Constitutional Magic

A theme in my mind when I write about government is what appears to be a belief in some magical quality of our constitution that is assuring our continued success.   Somehow our founding fathers and early pioneers in the government stumbled upon some supernatural essence that guarantees our success.

The constitution has an aura about it now that is verging on mysticism.   There is something approaching perfection in the government and this perfection is protecting our nation from harm or collapse.

The role of the people is to admire the ideas behind the constitution and it will return the favor by granting us continued prosperity, internal harmony, and world peace.

There is no real urgency for us living citizens to fix anything.  Our role is instead to continue making offerings to the idea of the constitution and adorn it further with new extensions in the form of regulations, regulatory bodies, and guaranteed entitlements.

As long as we are good to our constitution, it will not fail us.

I may be going a little overboard.  But it seems to me that increasingly we are encouraged to take a passive role in the actual business of government unless we are directly hired by the government in one of its agencies.  In other words, our only obligation to participate in government is if we are hired by the government to work from inside it.

The government will take care of itself with any need for participation by the people outside of voting in biannual elections and the associated get-out-the-vote efforts.

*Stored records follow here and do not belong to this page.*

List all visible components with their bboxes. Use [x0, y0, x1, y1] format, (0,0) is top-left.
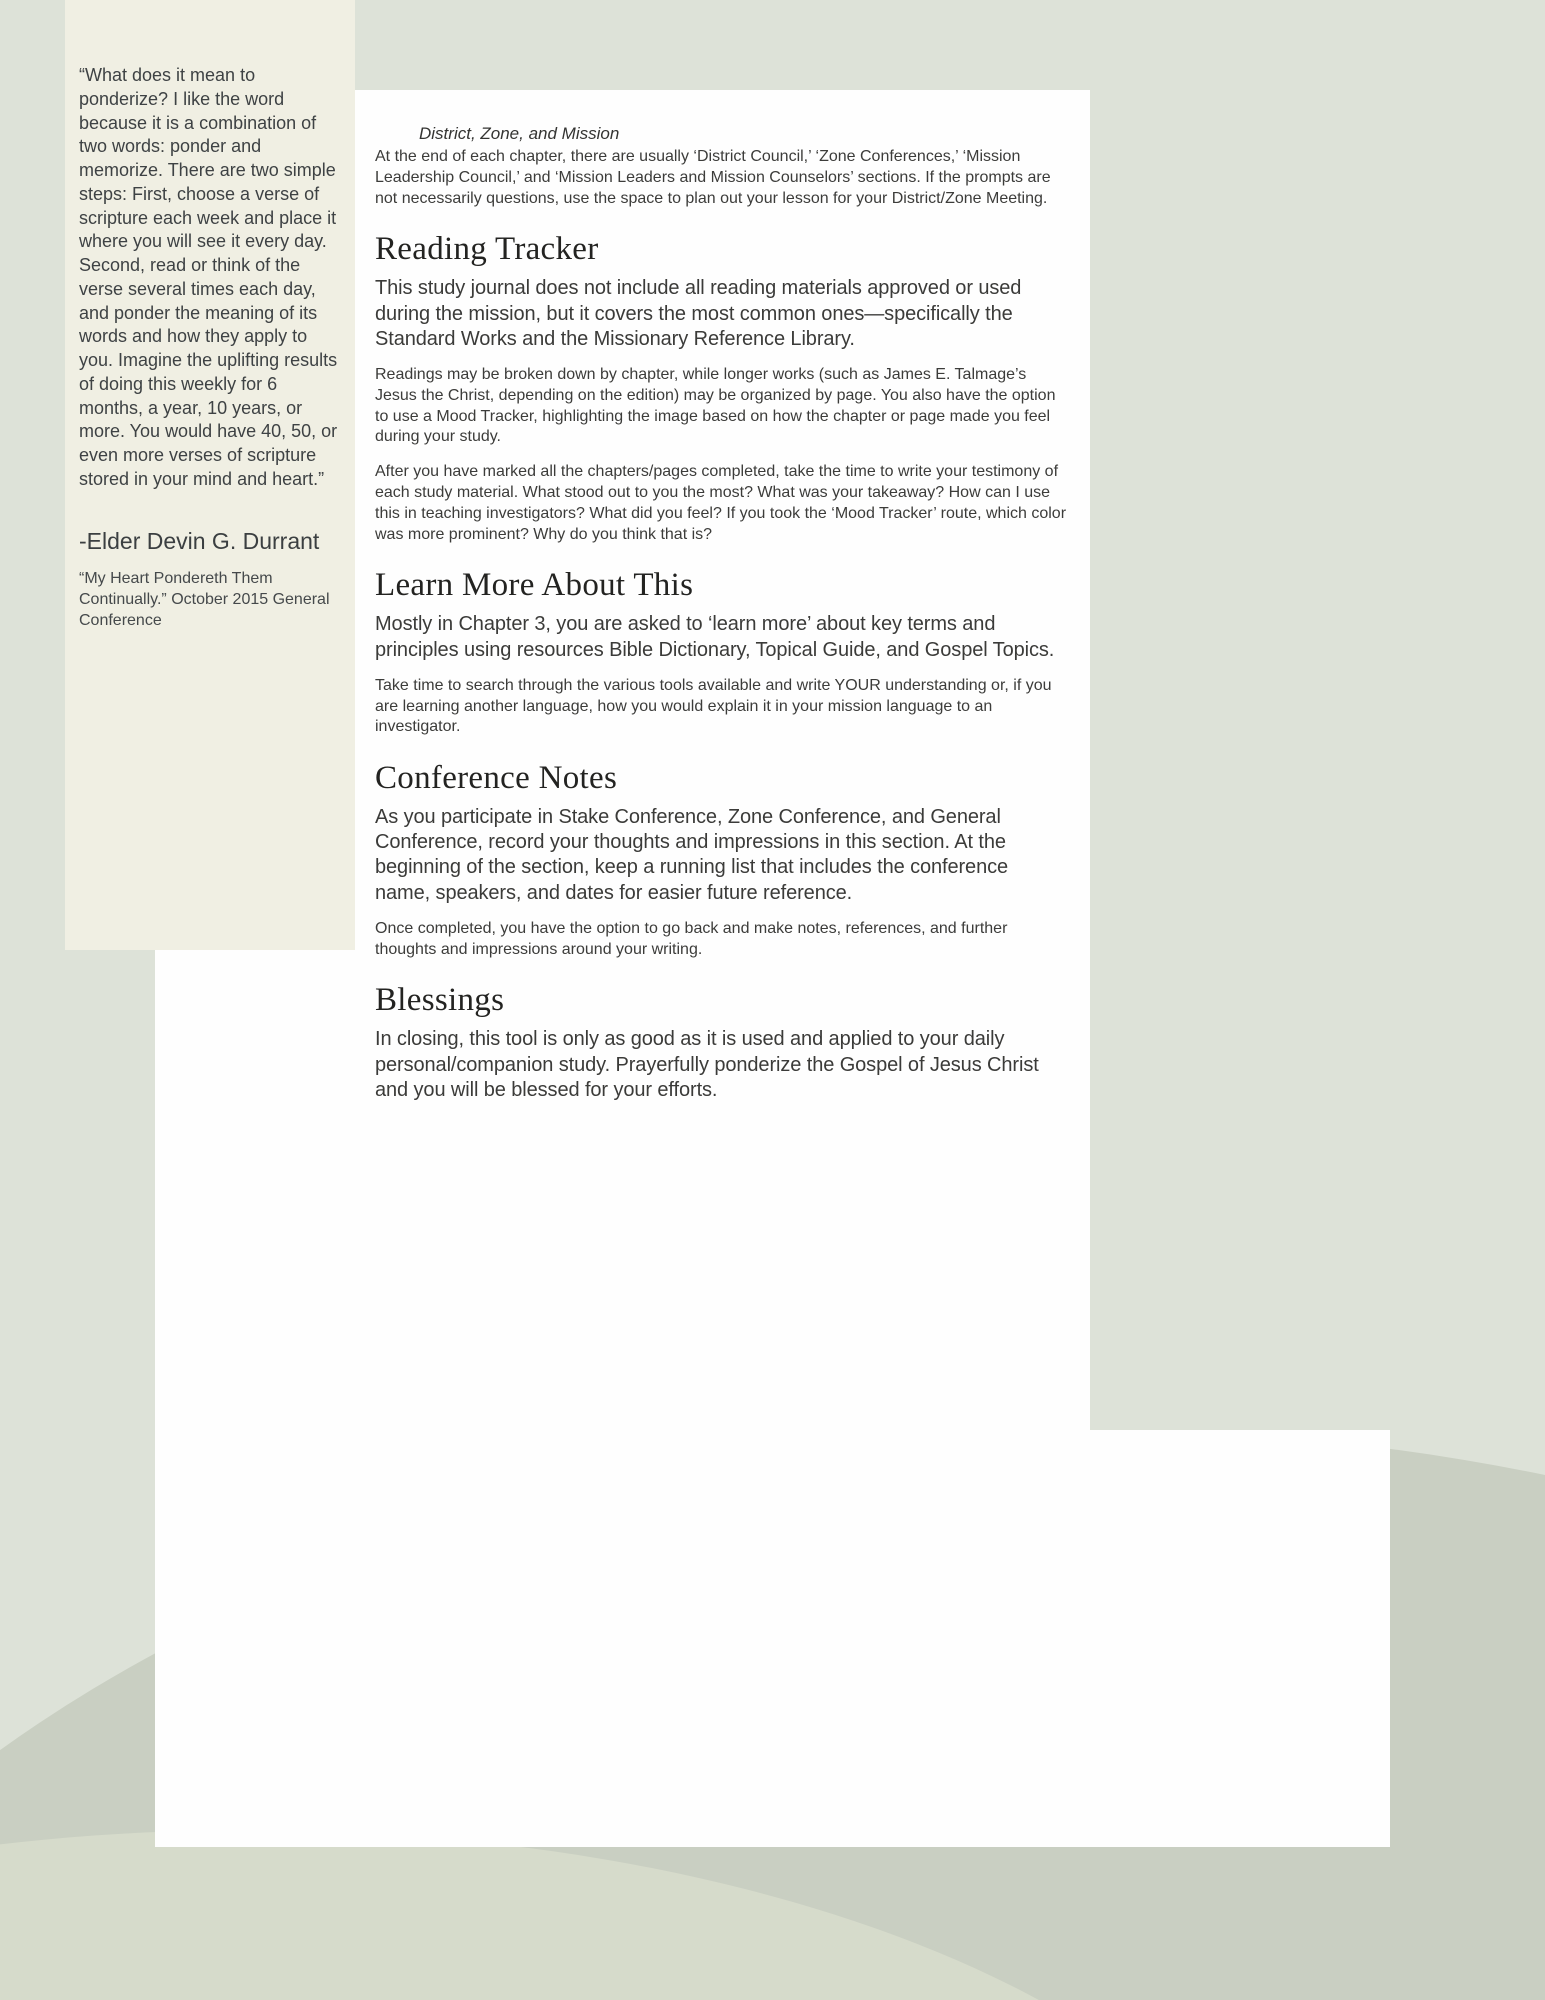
section-paragraph: Take time to search through the various tools available and write YOUR understanding or, if you are learning another language, how you would explain it in your mission language to an investigator.: [375, 676, 1052, 736]
section-paragraph: After you have marked all the chapters/pages completed, take the time to write your testimony of each study material. What stood out to you the most? What was your takeaway? How can I use this in teaching investigators? What did you feel? If you took the ‘Mood Tracker’ route, which color was more prominent? Why do you think that is?: [375, 463, 1067, 543]
section-lead: This study journal does not include all reading materials approved or used during the mission, but it covers the most common ones—specifically the Standard Works and the Missionary Reference Library.: [375, 277, 1022, 350]
intro-paragraph: At the end of each chapter, there are usually ‘District Council,’ ‘Zone Conferences,’ ‘Mission Leadership Council,’ and ‘Mission Leaders and Mission Counselors’ sections. If the prompts are not necessarily questions, use the space to plan out your lesson for your District/Zone Meeting.: [375, 148, 1051, 207]
section-conference-notes: [375, 760, 1067, 960]
content-column: [375, 124, 1067, 1116]
quote-citation: “My Heart Pondereth Them Continually.” October 2015 General Conference: [79, 569, 330, 629]
section-paragraph: Readings may be broken down by chapter, while longer works (such as James E. Talmage’s Jesus the Christ, depending on the edition) may be organized by page. You also have the option to use a Mood Tracker, highlighting the image based on how the chapter or page made you feel during your study.: [375, 365, 1056, 446]
quote-text: “What does it mean to ponderize? I like the word because it is a combination of two words: ponder and memorize. There are two simple steps: First, choose a verse of scripture each week and place it where you will see it every day. Second, read or think of the verse several times each day, and ponder the meaning of its words and how they apply to you. Imagine the uplifting results of doing this weekly for 6 months, a year, 10 years, or more. You would have 40, 50, or even more verses of scripture stored in your mind and heart.”: [79, 65, 338, 489]
section-learn-more-about-this: [375, 567, 1067, 738]
section-blessings: [375, 982, 1067, 1103]
intro-subheading: District, Zone, and Mission: [419, 124, 620, 143]
section-reading-tracker: [375, 231, 1067, 545]
section-lead: As you participate in Stake Conference, Zone Conference, and General Conference, record your thoughts and impressions in this section. At the beginning of the section, keep a running list that includes the conference name, speakers, and dates for easier future reference.: [375, 806, 1009, 904]
section-heading: Reading Tracker: [375, 231, 599, 268]
quote-attribution: -Elder Devin G. Durrant: [79, 527, 320, 554]
section-paragraph: Once completed, you have the option to go back and make notes, references, and further thoughts and impressions around your writing.: [375, 919, 1008, 958]
section-heading: Blessings: [375, 982, 505, 1019]
section-lead: In closing, this tool is only as good as it is used and applied to your daily personal/companion study. Prayerfully ponderize the Gospel of Jesus Christ and you will be blessed for your efforts.: [375, 1028, 1039, 1101]
background-top-right-block: [1090, 0, 1545, 1430]
section-heading: Learn More About This: [375, 567, 694, 604]
section-lead: Mostly in Chapter 3, you are asked to ‘learn more’ about key terms and principles using resources Bible Dictionary, Topical Guide, and Gospel Topics.: [375, 613, 1055, 661]
section-heading: Conference Notes: [375, 760, 618, 797]
quote-panel: [65, 0, 355, 950]
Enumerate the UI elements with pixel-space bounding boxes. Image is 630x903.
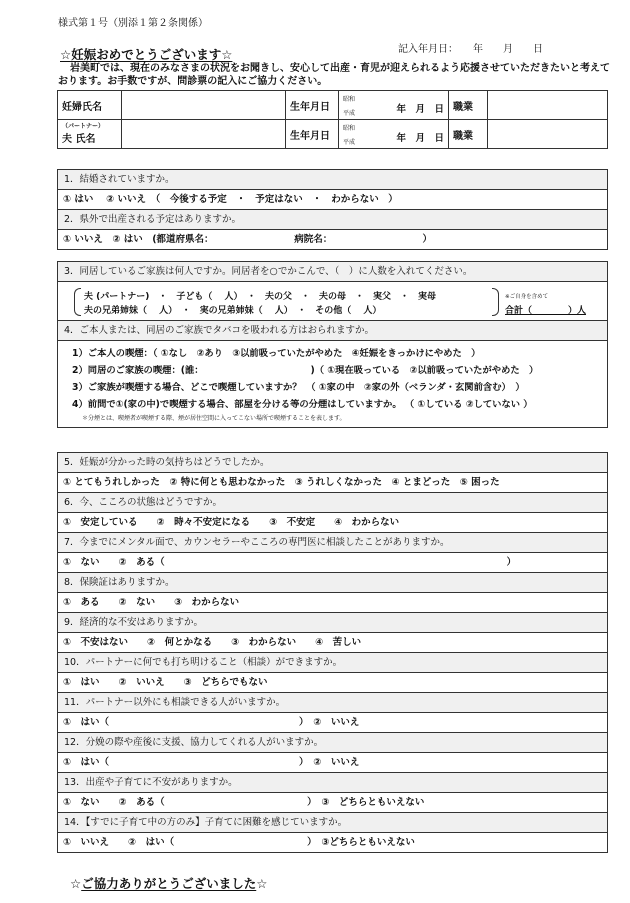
ymd-label: 年 月 日 bbox=[396, 104, 444, 115]
partner-row bbox=[58, 120, 608, 149]
bracket-right bbox=[492, 288, 499, 316]
era-showa: 昭和 bbox=[343, 125, 356, 132]
partner-job-field[interactable] bbox=[488, 120, 608, 149]
smoking-note: ＊分煙とは、喫煙者が喫煙する際、煙が居住空間に入ってこない場所で喫煙することを表します。 bbox=[82, 415, 346, 422]
answer-2[interactable]: ① いいえ ② はい (都道府県名： 病院名： ） bbox=[63, 234, 433, 245]
answer-1[interactable]: ① はい ② いいえ （ 今後する予定 ・ 予定はない ・ わからない ） bbox=[58, 190, 607, 210]
question-12: 12．分娩の際や産後に支援、協力してくれる人がいますか。 bbox=[58, 733, 607, 753]
question-8: 8．保険証はありますか。 bbox=[58, 573, 607, 593]
mother-birth-label: 生年月日 bbox=[286, 91, 339, 120]
household-row-2: 夫の兄弟姉妹（ 人） ・ 実の兄弟姉妹（ 人） ・ その他（ 人） bbox=[84, 306, 382, 316]
smoking-line-1[interactable]: 1）ご本人の喫煙：（ ①なし ②あり ③以前吸っていたがやめた ④妊娠をきっかけにやめた ） bbox=[72, 348, 481, 359]
household-total-field[interactable]: 合計（ ）人 bbox=[505, 306, 587, 316]
entry-date-field[interactable]: 記入年月日： 年 月 日 bbox=[398, 44, 543, 55]
era-heisei: 平成 bbox=[343, 110, 356, 117]
mother-row bbox=[58, 91, 608, 120]
household-answer[interactable] bbox=[58, 282, 607, 321]
answer-12[interactable]: ① はい（ ） ② いいえ bbox=[58, 753, 607, 773]
question-5: 5．妊娠が分かった時の気持ちはどうでしたか。 bbox=[58, 453, 607, 473]
smoking-line-4[interactable]: 4）前問で①(家の中)で喫煙する場合、部屋を分ける等の分煙はしていますか。 （ ①している ②していない ） bbox=[72, 399, 533, 410]
answer-10[interactable]: ① はい ② いいえ ③ どちらでもない bbox=[58, 673, 607, 693]
form-number: 様式第１号（別添１第２条関係） bbox=[58, 18, 208, 29]
answer-13[interactable]: ① ない ② ある（ ） ③ どちらともいえない bbox=[58, 793, 607, 813]
partner-job-label: 職業 bbox=[449, 120, 488, 149]
ymd-label: 年 月 日 bbox=[396, 133, 444, 144]
answer-5[interactable]: ① とてもうれしかった ② 特に何とも思わなかった ③ うれしくなかった ④ とまどった ⑤ 困った bbox=[58, 473, 607, 493]
era-heisei: 平成 bbox=[343, 139, 356, 146]
partner-name-field[interactable] bbox=[122, 120, 286, 149]
mother-name-field[interactable] bbox=[122, 91, 286, 120]
answer-9[interactable]: ① 不安はない ② 何とかなる ③ わからない ④ 苦しい bbox=[58, 633, 607, 653]
answer-14[interactable]: ① いいえ ② はい（ ） ③どちらともいえない bbox=[63, 837, 415, 848]
star-right-icon: ☆ bbox=[256, 876, 268, 891]
intro-text: 岩美町では、現在のみなさまの状況をお聞きし、安心して出産・育児が迎えられるよう応援させていただきたいと考えております。お手数ですが、問診票の記入にご協力ください。 bbox=[58, 63, 610, 87]
question-4: 4．ご本人または、同居のご家族でタバコを吸われる方はおられますか。 bbox=[58, 321, 607, 341]
question-1: 1．結婚されていますか。 bbox=[58, 170, 607, 190]
mother-job-field[interactable] bbox=[488, 91, 608, 120]
page-title: ☆妊娠おめでとうございます☆ bbox=[60, 47, 233, 62]
closing-message bbox=[70, 874, 267, 892]
question-7: 7．今までにメンタル面で、カウンセラーやこころの専門医に相談したことがありますか。 bbox=[58, 533, 607, 553]
question-10: 10．パートナーに何でも打ち明けること（相談）ができますか。 bbox=[58, 653, 607, 673]
answer-6[interactable]: ① 安定している ② 時々不安定になる ③ 不安定 ④ わからない bbox=[58, 513, 607, 533]
household-row-1: 夫 (パートナー) ・ 子ども（ 人） ・ 夫の父 ・ 夫の母 ・ 実父 ・ 実母 bbox=[84, 292, 436, 302]
partner-small-label: （パートナー） bbox=[62, 123, 105, 130]
mother-birthdate-field[interactable] bbox=[339, 91, 449, 120]
question-11: 11．パートナー以外にも相談できる人がいますか。 bbox=[58, 693, 607, 713]
mother-job-label: 職業 bbox=[449, 91, 488, 120]
question-9: 9．経済的な不安はありますか。 bbox=[58, 613, 607, 633]
question-3: 3．同居しているご家族は何人ですか。同居者を○でかこんで、（ ）に人数を入れてください。 bbox=[58, 262, 607, 282]
star-left-icon: ☆ bbox=[70, 876, 82, 891]
partner-birthdate-field[interactable] bbox=[339, 120, 449, 149]
mother-name-label: 妊婦氏名 bbox=[58, 91, 122, 120]
self-include-note: ※ご自身を含めて bbox=[505, 294, 549, 300]
answer-8[interactable]: ① ある ② ない ③ わからない bbox=[58, 593, 607, 613]
smoking-line-3[interactable]: 3）ご家族が喫煙する場合、どこで喫煙していますか？ （ ①家の中 ②家の外（ベランダ・玄関前含む） ） bbox=[72, 382, 525, 393]
partner-label: 夫 氏名 bbox=[62, 134, 96, 145]
question-2: 2．県外で出産される予定はありますか。 bbox=[58, 210, 607, 230]
bracket-left bbox=[74, 288, 81, 316]
partner-birth-label: 生年月日 bbox=[286, 120, 339, 149]
section-marriage bbox=[57, 169, 608, 250]
closing-text: ご協力ありがとうございました bbox=[81, 876, 257, 891]
personal-info-table bbox=[57, 90, 608, 149]
question-14: 14．【すでに子育て中の方のみ】子育てに困難を感じていますか。 bbox=[58, 813, 607, 833]
smoking-line-2[interactable]: 2）同居のご家族の喫煙：(誰： )（ ①現在吸っている ②以前吸っていたがやめた ） bbox=[72, 365, 539, 376]
section-household bbox=[57, 261, 608, 428]
question-6: 6．今、こころの状態はどうですか。 bbox=[58, 493, 607, 513]
section-feelings bbox=[57, 452, 608, 853]
question-13: 13．出産や子育てに不安がありますか。 bbox=[58, 773, 607, 793]
era-showa: 昭和 bbox=[343, 96, 356, 103]
partner-name-label bbox=[58, 120, 122, 149]
answer-7[interactable]: ① ない ② ある（ ） bbox=[58, 553, 607, 573]
answer-11[interactable]: ① はい（ ） ② いいえ bbox=[58, 713, 607, 733]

The government no longer needs regular citizen’s inputs in how it makes, interprets, or enforces regulations.  The government needs no regular citizen’s inputs to set any kind of policy.  Even the setting of a budget is mostly a show.  The government sets its own budget and our representatives just approve it.   The government’s wishes are our command.

We take for granted that our constitutional government can run on autopilot and it will continue to make us the envy of the world.

A well designed constitution will provide for its people.  Ours is a well designed constitution.

I think it is missing the point and of the real strength we experienced in the early years.   In our early history, our constitution activated the direct involvement in the population.   People got involved at the policy level.  In particular, the people were protective of policies they felt should not be absorbed by the federal government precisely because this allows them to have more direct participation in those policies.   People got involved in the federal budgets with continuous demands of the government to prove it deserves continued support previously set, let alone any request for increases.   People demanded constant assurances that the government was running properly.

Now we look around and see prosperity, harmony, and peace and we notice that it has occurred despite our largely ignoring the operation of the government.   We assume the government is self directed and does not need our participation.   We build that assumption into the government by allowing it to grow its workforce to employ people to take care of the details that once burdened the participation of citizens.

It is one thing to allow ourselves to think this way.  It is another to tell the rest of the world that they should adopt similar constitutional language and bureaucratic implementations so that they too can sit back and relax and let things just work themselves out.

Our search for solutions to assist other nation’s in their periods of crisis needs to focus on the same source that built our country: facilitating the direct actions of individuals agreeing to work together.

It is not helpful to praise the wisdom of our constitution and suggest they would be better off if they had adopted it.

There is nothing magical about our constitution.  Certainly it offers no magic that we can export.